2. Tanh (Hyperbolic Tangent)
f(x) = (eˣ − e⁻ˣ) / (eˣ + e⁻ˣ)Similar S-shape to sigmoid, but outputs range from −1 to 1. Because it's zero-centred, it usually works better than sigmoid in hidden layers.
- Pros: zero-centred, stronger gradients than sigmoid.
- Cons: still suffers from vanishing gradients at the extremes.
3. ReLU (Rectified Linear Unit)
f(x) = max(0, x)Outputs the input directly if it's positive, and 0 otherwise. ReLU is the most widely used activation in hidden layers because it's simple and fast.
- Pros: very fast to compute, avoids vanishing gradients for positive values, encourages sparse (efficient) activations.
- Cons: the "dying ReLU" problem — neurons that only ever receive negative inputs get stuck outputting 0 and stop learning.
4. Leaky ReLU
f(x) = x if x > 0, else 0.01xA small fix for ReLU: instead of a flat 0 for negative inputs, it allows a small slope. This keeps neurons "alive" and learning.
5. Softmax
Used in the output layer for multi-class classification. It converts a set of raw scores into probabilities that sum to 1, so the network can say "70% cat, 20% dog, 10% rabbit."
Comparison Table
| Function | Range | Best used in | Key weakness |
|---|---|---|---|
| Sigmoid | 0 to 1 | Binary output layer | Vanishing gradient |
| Tanh | −1 to 1 | Hidden layers, RNNs | Vanishing gradient |
| ReLU | 0 to ∞ | Hidden layers (default) | Dying ReLU |
| Leaky ReLU | −∞ to ∞ | Hidden layers (fix for ReLU) | Extra setting to tune |
| Softmax | 0 to 1 (sums to 1) | Multi-class output layer | Output layer only |
Which One Should You Use?
A simple practical guide:
- Hidden layers → start with ReLU. If you hit dying-ReLU issues, switch to Leaky ReLU.

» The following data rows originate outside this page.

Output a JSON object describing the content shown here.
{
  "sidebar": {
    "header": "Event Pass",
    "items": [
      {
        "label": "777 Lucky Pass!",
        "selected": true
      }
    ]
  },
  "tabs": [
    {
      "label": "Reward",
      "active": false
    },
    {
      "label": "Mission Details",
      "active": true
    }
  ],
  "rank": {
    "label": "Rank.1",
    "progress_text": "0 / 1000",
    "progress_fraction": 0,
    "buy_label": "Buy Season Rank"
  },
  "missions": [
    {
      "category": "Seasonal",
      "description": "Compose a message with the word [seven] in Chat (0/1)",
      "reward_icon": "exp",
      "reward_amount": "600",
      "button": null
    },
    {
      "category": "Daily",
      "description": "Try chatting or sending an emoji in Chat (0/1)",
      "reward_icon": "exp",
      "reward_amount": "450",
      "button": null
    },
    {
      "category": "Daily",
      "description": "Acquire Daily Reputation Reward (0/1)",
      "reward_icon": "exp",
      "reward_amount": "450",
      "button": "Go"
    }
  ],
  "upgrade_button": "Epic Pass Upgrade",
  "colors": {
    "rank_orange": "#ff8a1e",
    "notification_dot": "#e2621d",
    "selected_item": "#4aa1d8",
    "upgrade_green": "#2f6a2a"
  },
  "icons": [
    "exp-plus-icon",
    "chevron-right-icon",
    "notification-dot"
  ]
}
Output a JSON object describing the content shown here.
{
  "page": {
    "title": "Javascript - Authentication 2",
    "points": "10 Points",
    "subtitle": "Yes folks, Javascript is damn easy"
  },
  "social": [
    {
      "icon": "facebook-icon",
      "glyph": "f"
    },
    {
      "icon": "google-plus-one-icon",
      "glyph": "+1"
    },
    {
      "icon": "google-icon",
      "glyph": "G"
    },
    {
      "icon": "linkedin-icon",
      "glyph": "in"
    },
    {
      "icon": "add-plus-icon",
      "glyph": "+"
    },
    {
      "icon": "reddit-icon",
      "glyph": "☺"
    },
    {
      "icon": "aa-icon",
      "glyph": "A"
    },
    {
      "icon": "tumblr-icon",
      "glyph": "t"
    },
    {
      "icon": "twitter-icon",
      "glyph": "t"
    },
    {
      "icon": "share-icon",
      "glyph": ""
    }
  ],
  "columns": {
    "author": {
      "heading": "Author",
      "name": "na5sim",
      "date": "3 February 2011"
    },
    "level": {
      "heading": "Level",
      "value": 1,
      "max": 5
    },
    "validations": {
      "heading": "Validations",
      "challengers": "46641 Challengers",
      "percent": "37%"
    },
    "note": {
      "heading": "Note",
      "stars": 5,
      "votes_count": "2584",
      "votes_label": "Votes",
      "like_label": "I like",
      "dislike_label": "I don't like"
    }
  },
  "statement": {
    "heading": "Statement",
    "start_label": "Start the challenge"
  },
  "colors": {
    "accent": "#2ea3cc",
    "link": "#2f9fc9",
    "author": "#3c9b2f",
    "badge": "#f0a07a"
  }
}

- Binary (yes/no) output → Sigmoid.
- Multi-class output → Softmax.
- Sequence models (RNNs) → Tanh is still common.
📌 Rule of thumb: ReLU for hidden layers, Sigmoid or Softmax for the output layer depending on the task.
The Vanishing Gradient Problem
Sigmoid and Tanh flatten out at their extremes — for very large or very small inputs, their slope becomes almost zero. During backpropagation, these tiny slopes make the weight updates shrink to nearly nothing, so the early layers of a deep network learn extremely slowly or stop learning entirely. This is called the vanishing gradient problem.
ReLU largely avoids this for positive inputs, which is a major reason it became the default choice for deep networks.
Summary
- An activation function decides a neuron's output and adds the non-linearity that lets networks learn complex patterns.
- Without it, a deep network would collapse into a simple linear model.
- Sigmoid (0→1) and Tanh (−1→1) are smooth S-curves but suffer from vanishing gradients.
- ReLU is the fast, default choice for hidden layers, with Leaky ReLU fixing its "dying" problem.
- Softmax turns outputs into probabilities for multi-class classification — use ReLU in hidden layers, Sigmoid/Softmax at the output.